Enam Jurus Avian Brands Dongkrak Pendapatan Hingga Rp 8,1 Triliun di 2025

2 hours ago 2

REPUBLIKA.CO.ID, JAKARTA -- Produsen cat PT Avia Avian Tbk mencatatkan pertumbuhan kinerja sepanjang 2025 di tengah kondisi ekonomi yang menantang. Sepanjang 2025, perseroan membukukan pendapatan Rp 8,1 triliun atau tumbuh 8,7 persen secara tahunan, dengan laba bersih mencapai Rp 1,7 triliun.

Head of Investor Relations Avian Brands Andreas Timothy menjelaskan, pertumbuhan tersebut tidak terjadi secara kebetulan, melainkan didorong oleh sejumlah strategi yang dijalankan secara disiplin oleh perusahaan.

Menurut dia, Avian setidaknya menjalankan enam langkah utama untuk menjaga pertumbuhan penjualan di tengah kondisi pasar yang tidak mudah.

“Secara garis besar ada enam strategi yang kita jalankan untuk mendorong pertumbuhan penjualan,” ujar Andreas.

Ia menjelaskan, langkah pertama adalah memperluas jaringan distribusi. Sepanjang 2025, perusahaan menambah lima pusat distribusi baru untuk memperkuat ketersediaan produk di berbagai daerah.

Langkah kedua adalah memperkuat sistem teknologi informasi perusahaan, khususnya untuk memonitor kinerja tenaga penjualan yang jumlahnya mencapai sekitar 2.000 orang.

Andreas mengatakan, sejak beberapa tahun belakangn perusahaan telah mengembangkan sistem digital berbasis tablet yang digunakan oleh setiap tenaga penjualan untuk memantau target penjualan dan aktivitas harian.

“Setiap sales punya tablet yang berisi KPI dan to-do list mereka. Semua aktivitas penjualan, termasuk produk apa yang harus ditawarkan dan toko mana yang harus dikunjungi, sudah tercatat di sistem,” katanya.

Pada 2025, Avian menambahkan fitur baru berupa sales force automation yang memungkinkan perusahaan memantau performa setiap tenaga penjualan secara lebih rinci setiap bulan.

“Dengan sistem ini kita bisa melihat rapor setiap sales. Jadi target penjualan tidak hanya ditentukan secara makro, tapi juga di-breakdown sampai aktivitas detail yang harus dilakukan,” ujar Andreas.

Strategi berikutnya adalah peningkatan kapasitas produksi, termasuk pembangunan fasilitas baru untuk memperkuat segmen cat dinding.

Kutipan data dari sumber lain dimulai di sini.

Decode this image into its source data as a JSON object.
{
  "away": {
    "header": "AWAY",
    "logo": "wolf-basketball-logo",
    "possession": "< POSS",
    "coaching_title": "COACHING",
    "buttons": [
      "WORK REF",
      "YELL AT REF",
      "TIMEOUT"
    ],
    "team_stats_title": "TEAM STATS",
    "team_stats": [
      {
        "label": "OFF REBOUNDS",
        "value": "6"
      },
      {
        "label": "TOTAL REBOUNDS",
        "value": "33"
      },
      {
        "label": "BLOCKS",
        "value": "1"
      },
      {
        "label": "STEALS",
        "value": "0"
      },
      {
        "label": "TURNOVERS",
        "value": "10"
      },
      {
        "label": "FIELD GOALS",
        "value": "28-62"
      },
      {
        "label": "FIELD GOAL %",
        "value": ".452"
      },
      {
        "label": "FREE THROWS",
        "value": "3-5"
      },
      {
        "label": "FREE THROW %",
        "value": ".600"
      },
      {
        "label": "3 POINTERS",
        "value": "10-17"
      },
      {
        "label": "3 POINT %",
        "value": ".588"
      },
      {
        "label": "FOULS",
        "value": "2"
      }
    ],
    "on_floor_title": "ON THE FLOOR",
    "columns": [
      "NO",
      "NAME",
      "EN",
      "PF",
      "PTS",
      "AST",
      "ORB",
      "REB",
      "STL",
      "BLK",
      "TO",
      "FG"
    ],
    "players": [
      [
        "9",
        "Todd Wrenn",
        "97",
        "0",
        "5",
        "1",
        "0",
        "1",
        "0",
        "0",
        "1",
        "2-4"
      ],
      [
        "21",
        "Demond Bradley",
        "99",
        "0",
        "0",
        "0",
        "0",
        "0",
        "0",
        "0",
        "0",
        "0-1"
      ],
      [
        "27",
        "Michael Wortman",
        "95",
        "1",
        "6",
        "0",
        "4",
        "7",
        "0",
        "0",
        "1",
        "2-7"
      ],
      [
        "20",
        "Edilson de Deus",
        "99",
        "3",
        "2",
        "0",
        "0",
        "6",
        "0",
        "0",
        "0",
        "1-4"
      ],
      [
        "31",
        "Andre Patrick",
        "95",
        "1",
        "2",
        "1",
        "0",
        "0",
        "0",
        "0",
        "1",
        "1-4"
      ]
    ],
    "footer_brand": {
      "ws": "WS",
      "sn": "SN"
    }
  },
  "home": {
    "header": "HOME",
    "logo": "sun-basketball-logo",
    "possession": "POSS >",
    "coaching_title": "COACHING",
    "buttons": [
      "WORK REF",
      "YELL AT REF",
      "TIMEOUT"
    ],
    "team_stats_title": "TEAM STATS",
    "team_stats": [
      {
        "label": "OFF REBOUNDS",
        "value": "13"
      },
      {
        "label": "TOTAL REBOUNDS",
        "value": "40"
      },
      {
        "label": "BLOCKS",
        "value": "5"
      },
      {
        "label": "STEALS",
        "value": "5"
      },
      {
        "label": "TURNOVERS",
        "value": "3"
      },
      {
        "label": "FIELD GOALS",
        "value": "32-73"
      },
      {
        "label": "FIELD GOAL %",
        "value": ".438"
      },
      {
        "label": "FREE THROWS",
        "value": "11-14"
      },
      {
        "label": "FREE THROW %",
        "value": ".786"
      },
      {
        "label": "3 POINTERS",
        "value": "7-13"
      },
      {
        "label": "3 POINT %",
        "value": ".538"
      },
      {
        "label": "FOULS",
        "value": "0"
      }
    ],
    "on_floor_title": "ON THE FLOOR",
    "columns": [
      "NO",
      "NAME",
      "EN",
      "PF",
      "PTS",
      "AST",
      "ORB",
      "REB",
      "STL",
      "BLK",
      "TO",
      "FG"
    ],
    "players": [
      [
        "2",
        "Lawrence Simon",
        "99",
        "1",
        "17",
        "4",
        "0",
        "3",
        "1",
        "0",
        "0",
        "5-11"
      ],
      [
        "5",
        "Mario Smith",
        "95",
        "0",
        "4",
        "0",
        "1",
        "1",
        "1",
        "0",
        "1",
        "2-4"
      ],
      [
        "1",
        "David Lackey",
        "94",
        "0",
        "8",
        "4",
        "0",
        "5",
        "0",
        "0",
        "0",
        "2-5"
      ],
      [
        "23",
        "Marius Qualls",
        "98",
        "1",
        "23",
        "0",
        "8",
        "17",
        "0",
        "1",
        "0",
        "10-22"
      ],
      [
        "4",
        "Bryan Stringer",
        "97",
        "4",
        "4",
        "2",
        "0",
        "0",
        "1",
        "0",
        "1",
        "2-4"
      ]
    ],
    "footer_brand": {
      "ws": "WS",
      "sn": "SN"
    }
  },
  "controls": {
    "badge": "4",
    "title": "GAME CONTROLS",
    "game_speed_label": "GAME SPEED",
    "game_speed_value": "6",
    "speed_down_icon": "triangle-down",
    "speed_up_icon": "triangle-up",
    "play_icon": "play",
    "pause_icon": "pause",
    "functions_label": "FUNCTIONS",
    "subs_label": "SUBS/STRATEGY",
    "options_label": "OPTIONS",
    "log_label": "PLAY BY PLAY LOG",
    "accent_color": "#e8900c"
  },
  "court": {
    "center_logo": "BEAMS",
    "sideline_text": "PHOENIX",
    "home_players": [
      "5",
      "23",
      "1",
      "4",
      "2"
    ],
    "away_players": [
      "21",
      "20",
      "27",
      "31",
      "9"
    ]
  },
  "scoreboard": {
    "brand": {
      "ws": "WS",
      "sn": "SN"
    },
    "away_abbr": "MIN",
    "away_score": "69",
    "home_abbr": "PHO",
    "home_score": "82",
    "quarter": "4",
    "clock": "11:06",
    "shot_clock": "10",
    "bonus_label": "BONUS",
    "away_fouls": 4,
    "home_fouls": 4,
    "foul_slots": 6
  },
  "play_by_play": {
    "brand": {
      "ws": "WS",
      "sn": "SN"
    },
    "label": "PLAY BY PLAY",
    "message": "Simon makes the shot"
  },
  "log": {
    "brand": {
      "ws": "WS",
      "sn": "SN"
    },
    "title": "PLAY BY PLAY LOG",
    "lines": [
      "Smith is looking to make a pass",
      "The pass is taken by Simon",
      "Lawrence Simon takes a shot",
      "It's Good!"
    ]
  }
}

Dari sisi distribusi, sepanjang tahun 2025 lalu, Avian menambah lima pusat distribusi milik sendiri, sehingga total pusat distribusi yang dimiliki sendiri mencapai 129 titik, didukung oleh 15 pusat distribusi mini serta 38 pusat distribusi pihak ketiga.

Avian juga memperluas penggunaan mesin tinting di toko bahan bangunan untuk memungkinkan pencampuran warna cat secara langsung di lokasi penjualan.

Selain itu, perusahaan menjalankan program loyalitas bagi pemilik toko bahan bangunan serta tukang cat, yang dinilai memiliki pengaruh besar dalam menentukan merek cat yang digunakan konsumen.

“Di Indonesia, keputusan memilih merek cat sering kali bukan oleh pemilik rumah, tapi oleh tukang cat dan pemilik toko bangunan. Karena itu kita membuat program loyalitas untuk mereka,” kata Andreas.

Ia juga menambahkan selain enam langkah di atas, Avian Brands terus memperkuat inovasi produk dengan meluncurkan 12 produk baru di segmen solusi arsitektur. Lima produk di antaranya telah tersertifikasi Green Label Singapore, menegaskan komitmen Perseroan terhadap aspek keberlanjutan. Portofolio produk ramah lingkungan ini terus diperluas dan memberikan kontribusi penjualan yang semakin meningkat.

Dengan kombinasi strategi tersebut, Avian mampu menjaga pertumbuhan penjualan sekaligus memperkuat posisinya sebagai pemimpin pasar industri cat dekoratif di Indonesia.